Throughout her career, Thompson achieved remarkable milestones, including 11 LPGA Tour victories, a major championship, and representing the United States in two Olympic Games. Her career earnings surpassed $14 million, cementing her legacy in the sport.

In her retirement video, Thompson emphasized the importance of addressing mental health issues and finding solace in sharing her struggles with others. “By opening up about my own battles, I’ve been able to connect with others who feel isolated in their struggles, offering them a sense of community and understanding,” she said. “Each time I share, it reinforces the message that it’s OK to not be OK, and that seeking support is a sign of strength, not weakness.”

During a press conference at the 2024 U.S. Women’s Open, Thompson further elaborated on her decision, highlighting the unique mental health challenges faced by professional golfers. “Unfortunately in golf, you lose more than you win, so it’s an ongoing battle to continue to put yourself out there in front of the cameras and continuing to work hard and maybe not seeing the results you want and getting criticized for it,” she explained. “It’s an important thing to address and be okay with getting help and getting the support and surrounding yourself with the people that support you and love you.”

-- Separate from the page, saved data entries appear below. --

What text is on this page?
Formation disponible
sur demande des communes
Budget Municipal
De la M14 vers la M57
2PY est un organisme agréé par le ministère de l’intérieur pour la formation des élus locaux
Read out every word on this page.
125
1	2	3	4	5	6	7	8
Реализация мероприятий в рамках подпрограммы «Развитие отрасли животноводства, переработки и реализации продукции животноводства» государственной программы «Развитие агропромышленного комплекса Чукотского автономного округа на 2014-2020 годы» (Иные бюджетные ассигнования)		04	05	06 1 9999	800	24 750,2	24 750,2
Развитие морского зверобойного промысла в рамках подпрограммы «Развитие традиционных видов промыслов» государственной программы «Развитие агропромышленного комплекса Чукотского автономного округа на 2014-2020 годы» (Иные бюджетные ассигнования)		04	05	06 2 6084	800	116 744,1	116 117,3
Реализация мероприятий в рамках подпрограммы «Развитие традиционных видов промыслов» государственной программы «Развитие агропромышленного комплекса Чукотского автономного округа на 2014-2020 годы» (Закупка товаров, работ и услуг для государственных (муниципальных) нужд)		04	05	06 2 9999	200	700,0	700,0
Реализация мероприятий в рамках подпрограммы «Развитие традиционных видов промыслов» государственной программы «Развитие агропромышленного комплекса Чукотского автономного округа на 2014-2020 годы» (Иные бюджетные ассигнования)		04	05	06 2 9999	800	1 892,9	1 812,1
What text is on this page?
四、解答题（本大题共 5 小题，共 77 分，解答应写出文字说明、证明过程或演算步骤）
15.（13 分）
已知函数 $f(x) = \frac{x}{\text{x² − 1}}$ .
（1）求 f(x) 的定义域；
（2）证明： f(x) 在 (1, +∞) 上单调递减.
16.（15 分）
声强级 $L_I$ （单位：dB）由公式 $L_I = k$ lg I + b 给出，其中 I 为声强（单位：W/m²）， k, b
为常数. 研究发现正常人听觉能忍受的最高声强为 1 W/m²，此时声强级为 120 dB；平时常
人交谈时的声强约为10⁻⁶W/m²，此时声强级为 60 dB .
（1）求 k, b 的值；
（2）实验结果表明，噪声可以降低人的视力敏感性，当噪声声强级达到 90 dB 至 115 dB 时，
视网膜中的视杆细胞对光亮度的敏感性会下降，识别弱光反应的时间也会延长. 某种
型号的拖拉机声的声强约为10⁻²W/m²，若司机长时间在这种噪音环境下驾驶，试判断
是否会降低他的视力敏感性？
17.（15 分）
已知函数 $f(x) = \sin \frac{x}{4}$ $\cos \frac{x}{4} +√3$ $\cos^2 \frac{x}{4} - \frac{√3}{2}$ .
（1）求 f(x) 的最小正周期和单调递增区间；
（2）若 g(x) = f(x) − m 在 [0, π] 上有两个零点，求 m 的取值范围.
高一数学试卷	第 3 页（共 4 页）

Thompson’s announcement comes in the wake of other athletes, like gymnast Simone Biles and NFL quarterback Stetson Bennett, publicly discussing the pressures of competing in the public eye. The recent tragic death of golfer Grayson Murray, who took his own life, has also brought the issue of mental health among athletes to the forefront.

Thompson’s retirement marks the end of a remarkable chapter in women’s golf, but her openness about mental health challenges and advocacy for seeking support will continue to inspire many within and outside the sport.